PSA: Respect the Main Thread

I tweeted this earlier as a joke, but it's actually a very serious thing. I've had several jobs in the last year where I've been asked to look at and either suggest fixes or actually fix iPhone applications written by other developers. One thing that I've seen several times in code I've reviewed is something like this littered throughout the application:

[NSThreadsleepForTimeInterval:0.3];

This code causes the thread it's called from the do nothing for the specified length of time. Then I'll look through the code for some indication that the application is spawning threads. So far, in every case, the app hadn't spawned any threads, explicitly, or implicitly using NSOperationQueue. If you haven't detached any threads, and you call sleepForTimeInterval:, you are sleeping the application's main thread, and that is a very bad thing to do.

Usually, I see these sleepForTimeInterval: calls in applications that do some kind of asynchronous network communication. My guess is that the developers who wrote these applications came from Java, .Net, or some other language where network communication is commonly handled on a non-main thread. In those languages, it's not uncommon to see code that puts the network worker thread to sleep or into a loop to make it wait for a response and account for any potential lag time. It's not a great approach, but in these environments, it generally works.

In Cocoa and Cocoa Touch, however, unless you specifically spawn a thread and register your network communications with the spawned thread's run loop, your network communications using CFNetwork as well as any networking done using the built-in networking functionality that exists in many Cocoa classes all happens on the main thread.

Another related problem that I sometimes see is something like this:

- (IBAction)soSomething
{
NSData *data = [NSDatadataWithContentsOfURL:[NSURLurlWithString:@"http://foo.com/reallybigdatafile"]];
while(1)
{
// parse really big data file and break when done
}

}

This code has a few really bad things going on.

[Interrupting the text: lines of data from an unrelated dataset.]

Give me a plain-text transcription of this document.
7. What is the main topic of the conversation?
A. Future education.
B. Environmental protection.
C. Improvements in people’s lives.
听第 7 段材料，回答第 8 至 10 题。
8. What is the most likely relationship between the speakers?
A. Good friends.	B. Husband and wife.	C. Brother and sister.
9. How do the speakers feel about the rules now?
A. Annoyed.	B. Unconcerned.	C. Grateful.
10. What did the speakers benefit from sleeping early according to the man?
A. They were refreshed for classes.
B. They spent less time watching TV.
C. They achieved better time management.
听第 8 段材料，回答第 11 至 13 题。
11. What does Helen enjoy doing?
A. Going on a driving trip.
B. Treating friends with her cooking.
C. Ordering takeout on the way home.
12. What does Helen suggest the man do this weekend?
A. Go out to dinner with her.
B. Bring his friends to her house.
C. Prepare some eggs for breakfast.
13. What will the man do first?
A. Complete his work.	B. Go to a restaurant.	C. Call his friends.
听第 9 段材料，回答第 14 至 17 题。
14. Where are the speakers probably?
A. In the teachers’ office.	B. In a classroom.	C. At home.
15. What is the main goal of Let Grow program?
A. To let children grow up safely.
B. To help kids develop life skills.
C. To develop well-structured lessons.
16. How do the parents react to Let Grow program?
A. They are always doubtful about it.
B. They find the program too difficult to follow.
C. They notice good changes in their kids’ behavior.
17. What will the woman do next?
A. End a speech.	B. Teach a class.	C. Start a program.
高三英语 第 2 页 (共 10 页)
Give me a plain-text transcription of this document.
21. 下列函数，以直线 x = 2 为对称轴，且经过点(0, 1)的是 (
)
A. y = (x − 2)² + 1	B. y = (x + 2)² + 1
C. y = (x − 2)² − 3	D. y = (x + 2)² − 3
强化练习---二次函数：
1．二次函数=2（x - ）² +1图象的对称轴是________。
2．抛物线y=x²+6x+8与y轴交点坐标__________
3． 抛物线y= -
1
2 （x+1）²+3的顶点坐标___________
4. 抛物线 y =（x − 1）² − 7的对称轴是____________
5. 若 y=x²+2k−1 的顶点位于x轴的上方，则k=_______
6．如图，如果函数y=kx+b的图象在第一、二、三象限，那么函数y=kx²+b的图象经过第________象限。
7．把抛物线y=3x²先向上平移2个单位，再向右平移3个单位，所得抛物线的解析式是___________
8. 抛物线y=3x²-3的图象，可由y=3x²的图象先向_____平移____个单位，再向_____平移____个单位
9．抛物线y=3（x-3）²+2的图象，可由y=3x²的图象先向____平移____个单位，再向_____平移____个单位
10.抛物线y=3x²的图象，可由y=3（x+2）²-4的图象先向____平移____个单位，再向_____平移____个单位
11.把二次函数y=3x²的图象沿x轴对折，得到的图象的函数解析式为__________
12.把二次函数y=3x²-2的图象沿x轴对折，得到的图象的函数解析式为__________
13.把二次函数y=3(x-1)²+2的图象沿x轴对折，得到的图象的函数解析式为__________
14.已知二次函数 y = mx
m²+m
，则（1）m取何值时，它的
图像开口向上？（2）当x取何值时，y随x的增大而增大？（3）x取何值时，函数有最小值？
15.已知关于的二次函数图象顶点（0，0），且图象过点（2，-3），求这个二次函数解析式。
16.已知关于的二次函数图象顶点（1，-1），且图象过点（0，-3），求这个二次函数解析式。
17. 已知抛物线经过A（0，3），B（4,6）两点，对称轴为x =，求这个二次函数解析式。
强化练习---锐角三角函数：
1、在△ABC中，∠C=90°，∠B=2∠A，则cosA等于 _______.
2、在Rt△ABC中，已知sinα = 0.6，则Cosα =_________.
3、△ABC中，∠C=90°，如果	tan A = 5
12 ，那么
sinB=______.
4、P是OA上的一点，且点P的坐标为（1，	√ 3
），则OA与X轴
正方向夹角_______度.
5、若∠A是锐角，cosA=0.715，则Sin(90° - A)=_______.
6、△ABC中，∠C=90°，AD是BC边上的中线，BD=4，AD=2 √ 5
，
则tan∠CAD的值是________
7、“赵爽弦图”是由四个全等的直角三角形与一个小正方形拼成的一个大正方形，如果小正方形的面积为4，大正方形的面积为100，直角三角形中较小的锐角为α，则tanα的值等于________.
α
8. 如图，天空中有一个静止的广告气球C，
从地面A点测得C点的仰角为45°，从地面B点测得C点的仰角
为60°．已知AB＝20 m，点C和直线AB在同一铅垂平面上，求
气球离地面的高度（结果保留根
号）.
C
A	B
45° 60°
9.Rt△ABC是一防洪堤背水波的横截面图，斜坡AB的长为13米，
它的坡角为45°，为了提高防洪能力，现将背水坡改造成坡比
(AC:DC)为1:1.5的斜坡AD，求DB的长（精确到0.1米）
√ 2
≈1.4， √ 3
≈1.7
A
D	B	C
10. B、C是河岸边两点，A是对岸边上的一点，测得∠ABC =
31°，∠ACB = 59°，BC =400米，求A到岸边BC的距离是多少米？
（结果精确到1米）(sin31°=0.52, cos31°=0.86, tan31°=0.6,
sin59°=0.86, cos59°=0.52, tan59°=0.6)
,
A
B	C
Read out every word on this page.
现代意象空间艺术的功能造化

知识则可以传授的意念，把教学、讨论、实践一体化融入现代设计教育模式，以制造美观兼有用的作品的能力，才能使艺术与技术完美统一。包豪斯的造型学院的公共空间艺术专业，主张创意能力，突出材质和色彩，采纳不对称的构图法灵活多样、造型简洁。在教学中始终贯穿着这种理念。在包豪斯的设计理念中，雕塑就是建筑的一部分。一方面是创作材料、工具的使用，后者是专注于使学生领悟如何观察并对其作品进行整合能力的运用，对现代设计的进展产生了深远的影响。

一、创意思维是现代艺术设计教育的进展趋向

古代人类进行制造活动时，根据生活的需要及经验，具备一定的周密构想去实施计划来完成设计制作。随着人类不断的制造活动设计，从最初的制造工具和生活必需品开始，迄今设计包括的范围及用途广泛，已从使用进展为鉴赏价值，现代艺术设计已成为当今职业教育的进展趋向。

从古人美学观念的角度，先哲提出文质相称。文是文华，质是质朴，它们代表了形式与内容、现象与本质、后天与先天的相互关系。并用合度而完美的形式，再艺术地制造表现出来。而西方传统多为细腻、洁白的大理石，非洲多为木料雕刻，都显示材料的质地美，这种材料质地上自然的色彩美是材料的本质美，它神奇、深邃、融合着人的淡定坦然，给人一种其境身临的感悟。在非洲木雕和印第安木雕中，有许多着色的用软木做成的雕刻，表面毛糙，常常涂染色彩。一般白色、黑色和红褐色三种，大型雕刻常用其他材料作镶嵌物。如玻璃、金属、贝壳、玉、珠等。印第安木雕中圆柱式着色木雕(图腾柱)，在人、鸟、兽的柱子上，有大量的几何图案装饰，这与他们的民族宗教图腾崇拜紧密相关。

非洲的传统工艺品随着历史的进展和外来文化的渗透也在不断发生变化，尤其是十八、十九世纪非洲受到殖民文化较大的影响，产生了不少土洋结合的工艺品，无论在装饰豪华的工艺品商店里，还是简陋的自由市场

It's important to keep in mind that IBAction methods always fire on the main thread. So, the first problem is the call to dataWithContentsOfURL:. This is what's called a blocking network operation, which means that calling this method will prevent any further code on this thread from executing until all the data has been received because the method will not return until that has happened. The same thing is true for all of the convenience constructors that contain withContentsOfURL: in their name. While you can probably get away with very limited use of these methods for very small pieces of data, you really should be only using asynchronous network calls in your apps. You can't predict how long network communications will take, even with tiny pieces of data. If the radios are powered down, EDGE connections can take several seconds to re-establish, which is long enough that your user will probably notice the freeze.

The second problem with this thread is the while loop. Small loops are often okay in action methods, but those that could potentially be large or where the length of the loop is simply impossible to know (which is typically the case with while (1) or while(TRUE) loops), you don't want to be doing the processing on the main thread.

Why All This is Bad


If you sleep the main thread, quite literally nothing can happen in your app except for background thread execution. If you haven't spawned any background threads, then pretty much nothing can happen at all. Your user interface will freeze up and your user won't be able to use the application. Buttons won't highlight when tapped and animations will freeze in place. But it's even worse than the interface freezing (which is certainly bad enough), all event processing and network communications will freeze up also. Anything that is handled by your application's main event loop simply doesn't happen while the main thread is asleep.

I have yet to see a situation where calling sleepForTimeInterval: on the main thread is a good idea.

If you perform a long-running operation on the main thread, your code will monopolize the main thread and the end result will be essentially the same as sleeping the main thread while your loop runs. No user interaction, no network communications, no animation.

If you want a good introduction on how to get stuff off your main thread, check out Dave Dribbin's blog post on concurrent operations. More iPhone 3 Development also devotes a full chapter to different types of concurrency.